Esa falsa liberación y sus amenazas a presos del helicoide, tan solo son palabras vacías del ministro Albares para tapar su propia inutilidad en el exterior. No coincide lo dicho por el «joyero» Zapatero con lo que cuentan los presos y la ciudadanía venezolana. Al «Zapa», como le llaman en Caracas, le consideran una de las personas que más ha colaborado con el régimen y más daño ha hecho a los venezolanos, de ahí su miedo a que hablen Corina Machado, Trump, Edmundo González, Diosdado Cabello y el «Pollo» Carvajal. Ya solo le falta decir a Rodríguez Zapatero que el helicoide y la tumba eran un «resort», un invento de la oposición y un chiringuito financiero para los presos políticos, con ahorro obligatorio.
¿De dónde venía el dinero de las comisiones y mordidas de Rodríguez Zapatero y sus hijas? Canta, canta, José Luis, que te va a arder la lengua. Se habla de unos trabajos, llevados a cabo por las «góticas», que no tenían el valor de lo que ingresaban. ¿Y pensaba ZP que no se iban a investigar esas cantidades astronómicas? Todos sanchistas y «zapateristas» nos toman por imbéciles hasta que alguien los orina en la oreja para que crean que llueve. José Luis estaba convencido que nadie le metería mano por haber sido presidente. Demostraba ser un chulo de estantería, sin más, como Patxi López ante las preguntas del considerado y profesional de la comunicación, Vito Quiles.

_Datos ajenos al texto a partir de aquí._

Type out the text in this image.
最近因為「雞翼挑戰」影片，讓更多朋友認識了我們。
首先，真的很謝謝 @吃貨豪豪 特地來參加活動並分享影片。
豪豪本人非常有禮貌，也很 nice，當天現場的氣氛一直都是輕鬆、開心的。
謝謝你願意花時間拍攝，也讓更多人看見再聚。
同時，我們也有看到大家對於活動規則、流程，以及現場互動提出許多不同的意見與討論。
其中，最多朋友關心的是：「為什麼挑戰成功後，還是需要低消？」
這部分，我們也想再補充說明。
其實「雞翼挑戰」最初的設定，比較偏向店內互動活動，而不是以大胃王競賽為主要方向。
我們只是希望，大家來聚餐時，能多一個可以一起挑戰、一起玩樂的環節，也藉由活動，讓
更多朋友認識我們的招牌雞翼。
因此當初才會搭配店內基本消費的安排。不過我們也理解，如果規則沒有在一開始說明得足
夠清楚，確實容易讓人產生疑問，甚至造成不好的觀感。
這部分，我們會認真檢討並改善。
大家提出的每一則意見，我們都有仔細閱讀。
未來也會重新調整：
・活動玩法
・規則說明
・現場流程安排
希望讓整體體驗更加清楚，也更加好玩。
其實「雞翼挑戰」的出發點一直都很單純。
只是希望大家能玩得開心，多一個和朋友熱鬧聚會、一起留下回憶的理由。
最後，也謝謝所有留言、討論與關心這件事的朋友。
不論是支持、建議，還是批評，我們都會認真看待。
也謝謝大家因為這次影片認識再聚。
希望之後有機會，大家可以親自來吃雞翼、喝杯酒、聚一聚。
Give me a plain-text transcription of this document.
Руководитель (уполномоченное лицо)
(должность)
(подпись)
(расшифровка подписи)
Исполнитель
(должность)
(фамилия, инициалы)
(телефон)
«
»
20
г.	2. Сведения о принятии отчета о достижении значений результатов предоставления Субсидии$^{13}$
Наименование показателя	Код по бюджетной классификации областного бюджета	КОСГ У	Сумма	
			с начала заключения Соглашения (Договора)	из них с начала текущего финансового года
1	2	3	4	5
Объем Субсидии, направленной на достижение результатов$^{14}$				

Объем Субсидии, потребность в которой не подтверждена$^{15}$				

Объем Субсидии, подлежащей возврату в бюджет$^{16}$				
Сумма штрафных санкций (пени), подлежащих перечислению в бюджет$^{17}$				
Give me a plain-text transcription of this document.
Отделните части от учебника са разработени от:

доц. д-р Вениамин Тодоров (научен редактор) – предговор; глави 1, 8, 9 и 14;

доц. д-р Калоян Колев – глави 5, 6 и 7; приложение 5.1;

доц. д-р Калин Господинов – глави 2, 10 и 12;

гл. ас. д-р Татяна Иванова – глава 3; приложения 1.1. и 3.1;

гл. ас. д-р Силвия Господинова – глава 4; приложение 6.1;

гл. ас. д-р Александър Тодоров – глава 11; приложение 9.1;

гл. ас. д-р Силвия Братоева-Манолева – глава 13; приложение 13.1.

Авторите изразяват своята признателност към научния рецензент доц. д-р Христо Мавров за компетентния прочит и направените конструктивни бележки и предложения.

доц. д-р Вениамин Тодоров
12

A la vista de lo sucedido, estamos ante un mentiroso compulsivo y lo hemos visto en el tema de las joyas: ha dado varias versiones diferentes y difíciles de creer. Es tan torpe que, con tal de que nos creamos sus inventados relatos, lo mismos le da planchar huevos que freír corbatas o arrastrar catedrales. Si bien es tan chapucero y mentiroso como Sánchez, también es falso, corrupto y zángano, además de irresponsable. ¿A quién se le ocurre pringar a sus hijas en su trama, sabiendo que pueden acabar en prisión como él? El tiempo dará fe de cuanto digo. De momento, la doy yo. Al «Bambi» se le ha caído el sombrajo. Hoy tiene menos credibilidad que la directora general de la Guardia Civil, el DAO y la fiscalía general del Estado juntos.
¿Tendrá Zapatero la hombría, categoría moral y dignidad de renunciar al doctorado que la Universidad de León (ULE) le regalo por desconocimiento de sus fechorías y abusos posteriores? ¿Qué mérito y merecimiento tenía este señor? ¿Tendrá dignidad Fernández Mañueco para exigir a la ULE que le retire el doctorado?
Supongo que algo tendrá que decir la Junta de Castilla y León de este caso y de las acusaciones de corrupción al todavía presunto, y tal vez futuro imputado por la UCO, exalcalde soriano.